Did I go to school for it? Nope! I earned a bachelor’s degree in computer science from the University of Pittsburgh. Then I spent two years in a certification program at what is now known as Pittsburgh Technical College and achieved some major Microsoft Certifications after that. Because I love learning, I then got a master’s degree in information systems management at Robert Morris University. Before I became a full-time artist, I worked in Information Technology for twenty years!
The best part of all that schooling, though, was meeting my husband at RMU! The first day I saw him was the first day of my first class. On commencement day, he proposed!
Oh, and when I first met him, I couldn’t stand him. “Arrogant jerk” was how I’d have described him. Lucky for both of us, I am big at giving people second chances and will admit when I’m wrong!

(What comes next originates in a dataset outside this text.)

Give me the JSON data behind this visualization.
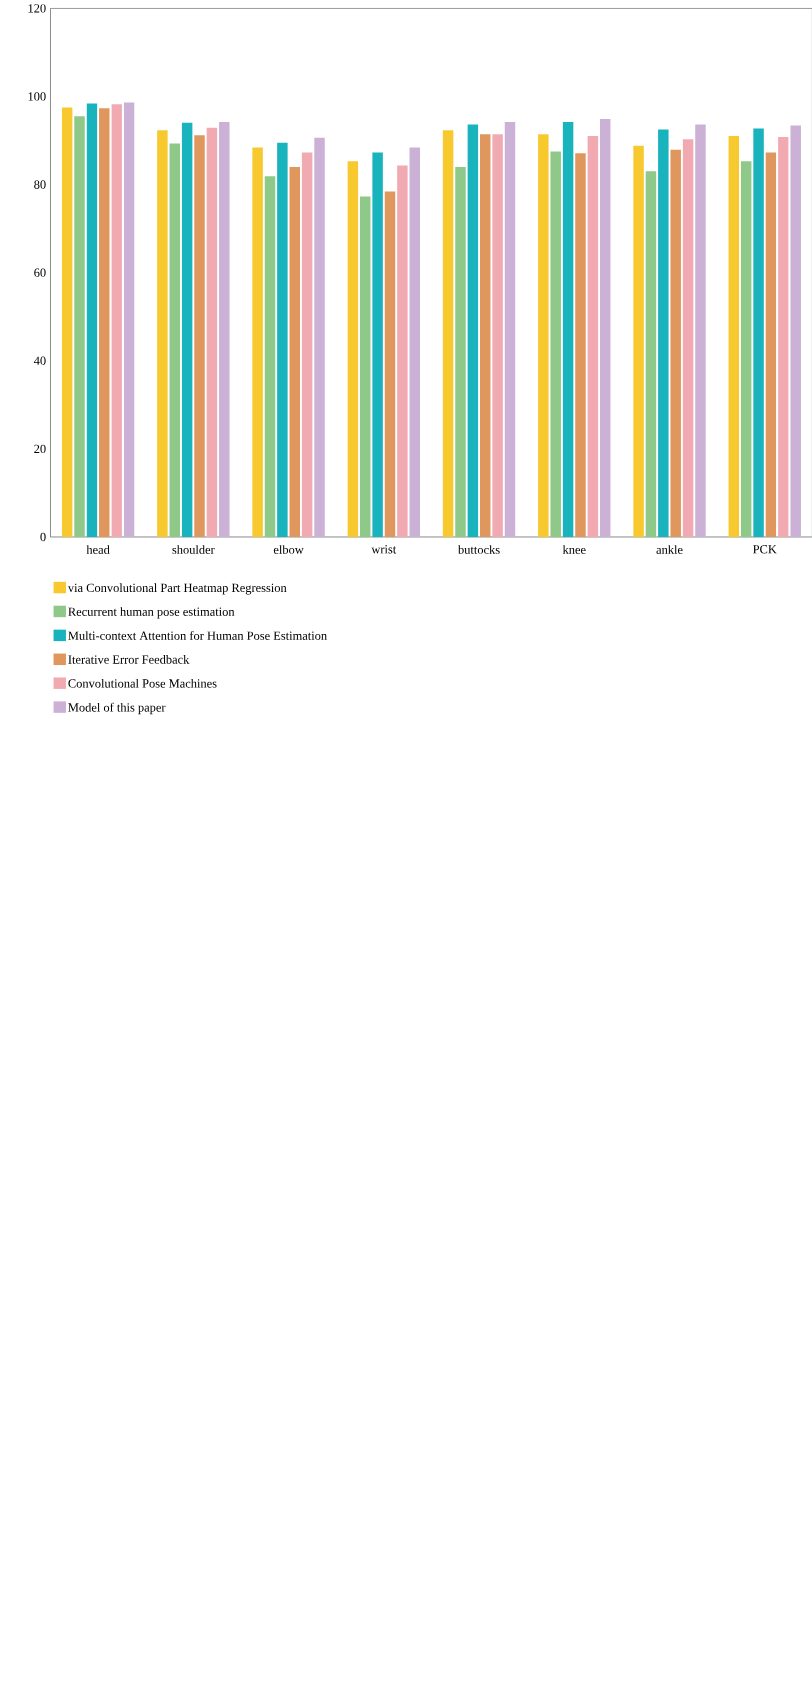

I’ve been happily married to Mike since 2008. We share a love of our cats, traveling together, and going to concerts and local sporting events. After all these years together, we still spend hours talking over drinks and listening to music. We mostly listen to punk rock and reggae but we like to mix in oldies and old country now and then. But Alexa would tell you we listen to pop and lots of 90s too… Because I’m belting it out when he’s not home!
I love adventure and am lucky Mike is a good sport about what I get us into! Before the pandemic, we frequented the island of Jamaica. Not like all-inclusive resorts—We have rented a car and driven the entire island several times. We stayed in the mountains in a cottage built on stilts. We stayed on a 12-acre pineapple farm. We have eaten foods that most tourists would never consider trying. If electricity was sketchy, if there was no hot water or AC, if it was hard to get to, I wanted to experience it! Thankfully, Mike says, “You make the plans and just tell me where to drive!”
I am a gardener, I suppose… That is, I plant flower beds and veggie gardens every year. I adore it! Being barefoot in the grass and digging in the dirt is one of my favorite things to do, so I even love pulling weeds. That said, I find the act of watering everything to be such a chore, so I get lazy with that and by the end of the year I am thankful for anything that survives the drought I put it through. But, being in Pittsburgh, it rains a lot, so sometimes it all works out.
For over twenty years I’ve dealt with autoimmune diseases, having been diagnosed with Myasthenia Gravis first, then with Multiple Sclerosis in 2015. I won’t get into details now since I have some art-related stories around that for later. But that has shaped another big part of my life: my diet! I keep myself on a very restricted diet to help manage my conditions, so I spend a lot of my time making food! I make my own kombucha, sauerkraut, and bone broth. I eat more vegetables than anyone I know. I love experimenting with food for myself but am nowhere near the chef that my husband is. So generally I make a lot of breakfasts and lunches for myself and he handles dinner! (I am thankful for it!)
I know this may not have been the intro you’d expect, but you’ll be hearing a lot about my art, my influences, my processes, how I got here, and more in future posts. Until then, thanks for taking a moment to get to know me!